Dominique de Saint-Gérand - ATD Quart-Monde a approuvé les critères sélectionnés pour le choix des futurs objectifs (universalité, pertinence, etc.) et en particulier celui d’ « adéquation avec les besoins des plus pauvres et vulnérables ». Ce critère renvoie à important un enjeu de gouvernance : les besoins des bénéficiaires ne peuvent être pris en compte que par un renforcement de leur participation dans les programmes d’aide au développement. Si la note de cadrage prévoit bien un renforcement des capacités des autorités locales – condition préalable à la prise en compte de la voix des populations concernées, elle omet en revanche la promotion de la participation de la société civile dans l’élaboration, la mise en œuvre, le suivi, et l’évaluation des cadres de développement et des politiques de lutte contre la pauvreté. Cette composante présente une importance et un intérêt tout particuliers, d’une part car elle permet d’inclure les bénéficiaires dans le débat démocratique, et d’autre part car elle permet d’intégrer leur savoir irremplaçable en termes de stratégies d’adaptation.

Denis GUIBARD, Orange, a rappelé l’importance des télécommunications et des technologies de l’information pour le développement économique. Sur la question de la gouvernance et la place de la société civile, il a mentionné plusieurs points à prendre en compte :

- L’articulation entre le mondial et le local doit être renforcée par l’approche territoriale ; les territoires infra-nationaux, urbains notamment sont un lieux où les actions des différents acteurs (public et société civile) peuvent se combiner avec la meilleure efficacité

- L’universalité des questions devrait être renforcée par un meilleur parallèle entre les problèmes du Nord et du Sud.


Benjamin DURIEZ - Union des Maisons Familiales Rurales
a également insisté sur le rôle primordial de la société civile dans le processus de gouvernance. L’approche par les droits doit se décliner à tous les niveaux, jusqu’au dernier niveau : l’aspect politique. Ainsi, il faudrait inscrire en préambule le positionnement français sur le renforcement des capacités de prise de décisions des autorités locales. Il a également encouragé à renforcer l’aspect transversal des priorités, ce qui permettrait de promouvoir davantage l’enjeu de solidarité.

Pour Ivan Crouzel - Institut de recherche sur la gouvernance, la gouvernance permet la réalisation de tous les objectifs. Ainsi il faudrait davantage mettre en avant les principes derrière cette gouvernance démocratique.
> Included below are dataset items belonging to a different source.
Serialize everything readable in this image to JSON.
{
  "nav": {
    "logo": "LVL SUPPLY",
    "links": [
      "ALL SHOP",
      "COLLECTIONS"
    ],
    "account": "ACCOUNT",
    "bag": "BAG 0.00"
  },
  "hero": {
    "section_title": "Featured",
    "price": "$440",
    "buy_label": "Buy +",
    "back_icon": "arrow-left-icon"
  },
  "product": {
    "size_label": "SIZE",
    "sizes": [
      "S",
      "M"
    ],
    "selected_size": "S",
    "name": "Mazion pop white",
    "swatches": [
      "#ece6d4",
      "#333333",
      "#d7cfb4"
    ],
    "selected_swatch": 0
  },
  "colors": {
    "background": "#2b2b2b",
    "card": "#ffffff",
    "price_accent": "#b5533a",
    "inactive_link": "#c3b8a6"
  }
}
Il a cité trois questions essentielles à ce sujet :

  • le renforcement des capacités des institutions publiques, qui concerne les autorités internationales, nationales et locales ;
  • la participation de la société civile, à tous les niveaux ;
  • La responsabilité de l’action publique et des acteurs chargés de la mettre en œuvre.

Véronique Moreira, Association des Régions de France, a mentionné qu’affirmer des droits individuels reste inutile tant que l’application de ceux-ci est concurrencée par des politiques publiques incohérentes avec les objectifs de développement. Concernant le paragraphe sur la gouvernance, elle a souligné que la spécificité de la coopération décentralisée n’était pas assez illustrée. L’approche territoriale est une déclinaison et une application nécessaire d’une approche nationale. Par ailleurs, les problématiques liées aux biens publics mondiaux doivent également être territorialisées. Les collectivités locales, au Nord comme au Sud, font face à des enjeux communs et gagneraient à davantage échanger.
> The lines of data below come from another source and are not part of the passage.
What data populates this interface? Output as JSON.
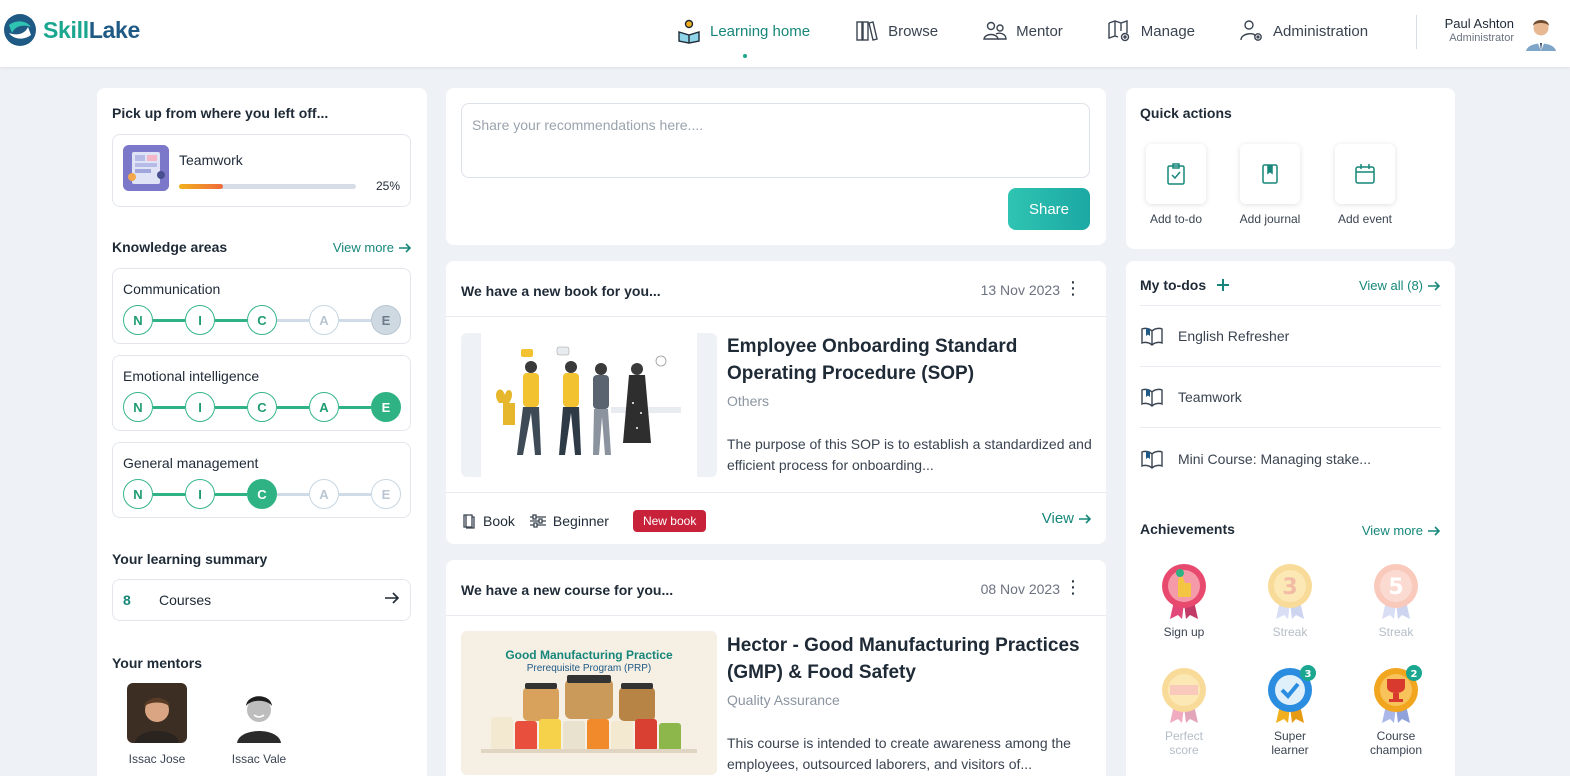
{
  "brand": {
    "name_part1": "Skill",
    "name_part2": "Lake"
  },
  "nav": {
    "items": [
      {
        "label": "Learning home",
        "icon": "reader-icon",
        "active": true
      },
      {
        "label": "Browse",
        "icon": "books-icon"
      },
      {
        "label": "Mentor",
        "icon": "mentor-icon"
      },
      {
        "label": "Manage",
        "icon": "manage-icon"
      },
      {
        "label": "Administration",
        "icon": "admin-user-icon"
      }
    ]
  },
  "user": {
    "name": "Paul Ashton",
    "role": "Administrator"
  },
  "left": {
    "resume_title": "Pick up from where you left off...",
    "resume_item": {
      "title": "Teamwork",
      "progress_label": "25%",
      "progress": 0.25
    },
    "knowledge": {
      "title": "Knowledge areas",
      "view_more": "View more",
      "areas": [
        {
          "name": "Communication",
          "levels": [
            "N",
            "I",
            "C",
            "A",
            "E"
          ],
          "reached": 3,
          "grey_last": true
        },
        {
          "name": "Emotional intelligence",
          "levels": [
            "N",
            "I",
            "C",
            "A",
            "E"
          ],
          "reached": 5
        },
        {
          "name": "General management",
          "levels": [
            "N",
            "I",
            "C",
            "A",
            "E"
          ],
          "reached": 3
        }
      ]
    },
    "summary": {
      "title": "Your learning summary",
      "count": "8",
      "label": "Courses"
    },
    "mentors": {
      "title": "Your mentors",
      "people": [
        {
          "name": "Issac Jose"
        },
        {
          "name": "Issac Vale"
        }
      ]
    }
  },
  "share": {
    "placeholder": "Share your recommendations here....",
    "button": "Share"
  },
  "feed": [
    {
      "heading": "We have a new book for you...",
      "date": "13 Nov 2023",
      "title": "Employee Onboarding Standard Operating Procedure (SOP)",
      "category": "Others",
      "description": "The purpose of this SOP is to establish a standardized and efficient process for onboarding...",
      "type": "Book",
      "level": "Beginner",
      "badge": "New book",
      "view": "View"
    },
    {
      "heading": "We have a new course for you...",
      "date": "08 Nov 2023",
      "title": "Hector - Good Manufacturing Practices (GMP) & Food Safety",
      "category": "Quality Assurance",
      "description": "This course is intended to create awareness among the employees, outsourced laborers, and visitors of...",
      "image_title": "Good Manufacturing Practice",
      "image_subtitle": "Prerequisite Program (PRP)"
    }
  ],
  "quick_actions": {
    "title": "Quick actions",
    "items": [
      {
        "label": "Add to-do",
        "icon": "checklist-icon"
      },
      {
        "label": "Add journal",
        "icon": "journal-icon"
      },
      {
        "label": "Add event",
        "icon": "calendar-icon"
      }
    ]
  },
  "todos": {
    "title": "My to-dos",
    "view_all": "View all (8)",
    "items": [
      {
        "label": "English Refresher"
      },
      {
        "label": "Teamwork"
      },
      {
        "label": "Mini Course: Managing stake..."
      }
    ]
  },
  "achievements": {
    "title": "Achievements",
    "view_more": "View more",
    "items": [
      {
        "label": "Sign up",
        "earned": true
      },
      {
        "label": "Streak",
        "earned": false,
        "value": "3"
      },
      {
        "label": "Streak",
        "earned": false,
        "value": "5"
      },
      {
        "label": "Perfect score",
        "earned": false
      },
      {
        "label": "Super learner",
        "earned": true,
        "count": "3"
      },
      {
        "label": "Course champion",
        "earned": true,
        "count": "2"
      }
    ]
  },
  "colors": {
    "accent": "#1aa68f",
    "brand_blue": "#1f5a85",
    "badge_red": "#c8213a",
    "page_bg": "#eef1f6"
  }
}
Coordination Sud, Karine MEAUX, a précisé que la question des inégalités, mentionnée dans le paragraphe « un développement économique durable et inclusif pour tous », dépassait en réalité le seul aspect économique, et devait être inscrite comme une cause de la pauvreté en préambule. Il a noté ensuite que l’approche par les droits représentait un bon levier d’action sur le terrain. Concernant le paragraphe sur la gouvernance, il serait pertinent de renforcer la participation de la société civile, dans une optique de renforcement de leurs capacités. Il a également noté un manque de redevabilité des acteurs intervenant dans l’aide au développement.

Enfin, les trois dernières priorités (l’égalité femme-homme ; une gouvernance démocratique et multi-niveaux pour le développement durable, et le renforcement du partenariat mondial) devraient davantage constituer des moyens que des objectifs. A propos de la priorité « la santé pour tous », Antoine PEIGNEY a regretté que les indicateurs proposés rendent seulement compte de l’aspect financier et non de la qualité des services.
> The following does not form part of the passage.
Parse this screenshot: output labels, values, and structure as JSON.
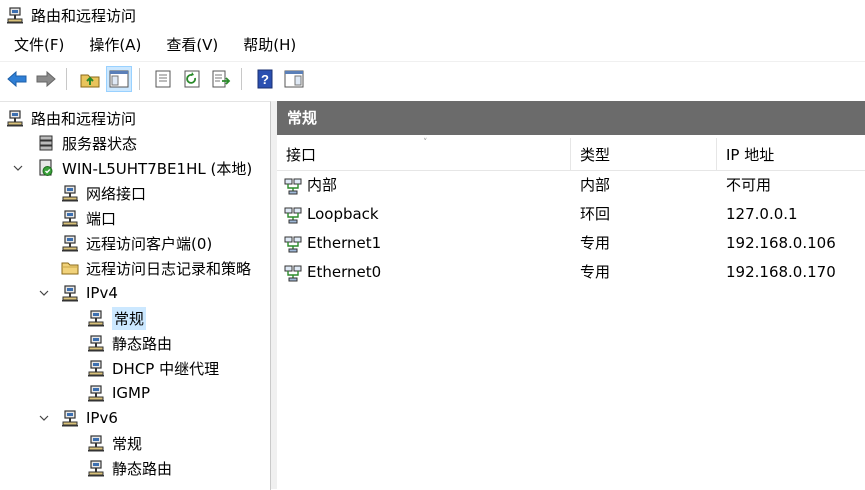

Benjamin DURIEZ - Union des Maisons Familiales Rurales est intervenu à propos de la priorité « une éducation de qualité pour tous » : il ne faudrait pas la limiter à l’éducation primaire et secondaire car cela poserait un problème d’insertion professionnelle. Renforcer les liens entre les écoles, centres de formation et universités et le milieu socioprofessionnel (familles, entreprises, associations, collectivités…) permettrait de soutenir la formation professionnelle. Par contre, toute formation professionnelle devrait aussi comporter une formation générale et citoyenne.

Le débat récurrent sur le type des populations cibles de l’aide au développement (faut-il seulement intervenir auprès des plus pauvres ou bien également auprès des classes moyennes ?) pourrait être résolu en réfléchissant en termes de territoires prioritaires. Mme Alphonse, Eunomad a proposé d’établir des critères en termes de stress afin de déterminer ces territoires prioritaires. Cela permettrait d’éviter des situations de déséquilibre créées par les politiques d’aide au développement du Nord, comme ce fut le cas en Asie du Sud-est après le tsunami.de 2004.

Il serait dangereux d’établir en tant que moyens des priorités qui ne sont pas encore atteintes. Pour un participant, toutes les priorités qui ne sont pas encore atteintes doivent être désignées en tant qu’objectif, au risque de voir leur réalisation compromise.


A. PEIGNEY
a souligné que l’accès à la CSU représentait davantage un mécanisme qu’un droit.

Alix Zuinghedau - Aides, a attiré l’attention des participants sur la complémentarité entre approches verticales et transversales en santé et en développement. En santé, les OMD pouvaient constituer une base qu’une initiative telle que la CSU pourrait venir compléter. Elle a évoqué le risque d’instrumentalisation de la CSU si celle-ci n’était pas bien définie et les effets d’annonce sans mise en œuvre construite et efficace auxquelles on avait pu assister par exemple dans le cas des politiques de gratuité par exemple au Niger . Elle a également proposé de nourrir la réflexion sur l’approche par les droits de l’exemple de l’OMD 6 (Combattre le VIH/Sida, paludisme et autres maladies). L’OMD 6 avait été construit autour de cette approche par les droits et avait pu fortement mobilise tous les acteurs – malades, ONG, bailleurs de fonds…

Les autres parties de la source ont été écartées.